Comentario
Como es obvio, la cabeza era el objetivo prioritario del ataque y, en consecuencia, el defendido con mayor cuidado. El caballero la ceñía con una cofia de tela, que evitaba que las piezas defensivas estuvieran en contacto con el cuero cabelludo. Sobre ella se colocaba el almofar, especie de pasamontañas de malla metálica, sencilla o doble. En ocasiones, entre el almofar y la cofia se colocaba un bacinete, gorro en forma de calota o solideo, que podía ser metálico o de cuero. Sobre todo ello se encasquetaba el yelmo. Pese a tanta protección, la cabeza siempre estaba en peligro: "Le falsó (traspasó) el yelmo e el almofar, mas el bacinete que traía de yuso era tan fuerte, que no pudo alsar; mas abollolo en tal guisa, que so él le quebrantó los tiestos de la cabeza, e rompió la tela".
El yelmo o casco recibió numerosos nombres: capillo de fierro, casquete, capellina, capacete... Según Álvaro Soler del Campo, director de la Armería Real, se conocen hasta ocho tipos de cascos y yelmos entre los años 1100 y 1400. Lo que habían sido simples cascos semiesféricos o ligeramente apuntados, con una prolongación metálica que defendía la nariz, fue mejorando progresivamente: aumentaron las protecciones faciales que resguardaban, también, el resto de la cara. Aparecen cascos provistos de una careta metálica, con unos orificios circulares que permitían la visión. Esta defensa facial se colocaba tanto en cascos semiesféricos como los cónicos. Corresponde este modelo a una época de transición entre el simple capillo de hierro y el yelmo totalmente cerrado, que no sólo extendía sus defensas al macizo facial, sino también a la nuca y a la región auricular.

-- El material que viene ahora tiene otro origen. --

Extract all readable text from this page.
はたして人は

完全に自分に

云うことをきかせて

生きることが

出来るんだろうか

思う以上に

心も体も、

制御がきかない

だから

Pese a esas cuidadosas y caras defensas, nada podía resistirse a una gran lanzada, un poderoso golpe de espada o un brutal impacto de maza. Siguiendo un orden anatómico, comenzaremos por las heridas craneoencefálicas. El Poema de Fernán González relata con estremecedor realismo la espeluznante espadada que recibió Gustio González en la cabeza durante la batalla de Hacinas (librada por los castellanos contra los musulmanes junto a esa localidad de la provincia de Burgos): "El capillo, el almofar y la cofia de armar/ húbolos muy ligera la espada de cortar, /y hubo hasta los ojos la espada de pasar/ por este golpe hubo don Gustio de finar".
Este tipo de lesiones del cráneo, por la acción de la espada, debieron ser muy frecuentes, por la reiteración de las descripciones: "Diole con la espada en medio del cervical, /le hizo dos rebanadas partidas por igual", cuenta el Libro de Alejandro, que sigue más adelante: "Hubo allí gran pelea, firmes acometidas / fueron muchas cabezas hasta el hombro partidas / muchas buenas lorigas rotas y descosidas/ muchas buenas espadas melladas y hendidas".
De esta guisa pereció Garci Fernández, hijo de Fernán González y segundo conde castellano. Su tumba en el Monasterio de San Pedro de Cardeña se abrió en 1669 para modificar su emplazamiento. En su esqueleto "se reconocieron dos grandes heridas en la cabeza, aunque la calavera estaba muy entera y tersa", según dejó escrito Berganza, historiador del Monasterio.
El estudio minucioso de los cadáveres de la batalla de Wisby demostró que, sobre un total de 241 lesiones craneales investigadas, el 54% recibió un único corte en el cráneo, lo que explica que fue mortal. El tajo, generalmente, se localizaba en el hemicráneo izquierdo, lo que demuestra que la cabeza estaba rotada ligeramente hacia la derecha, exponiendo lo que coloquialmente denominamos la sien del lado izquierdo. Cuando aparecían varios cortes, afectaban con la misma frecuencia al hemicráneo derecho que al izquierdo, lo que hace suponer que esos guerreros habían sido rematados en tierra.
En otras ocasiones, las lesiones encefálicas fueron causadas por flechas, piedras, lanzas o mazas: "Con la fuerza del golpe, Nicanor dio tornada / por el ojo izquierdo le metió una lanzada".
Según se apunta en el artículo sobre la lanza, a principios del siglo XIII se introdujo una nueva forma de sostenerla, acostándola sobre el antebrazo en semipronación. Esto permitía una mayor movilidad del arma y la posibilidad de herir al contrincante en la cara, por lo que se modificó el casco, evolucionando hacia el yelmo cerrado. Las mazas y picos de guerra originaban lesiones encefálicas, generalmente mortales: "Cratero a Anfíloco le dio tal porrada / que le salían los sesos y la sangre cuajada. / Traía una porra de cobre enclavada, /con ella había matado a mucha gente honrada, /pues a quien él podía darle una porrada, / no le valía el yelmo, ni el almofre, ni nada".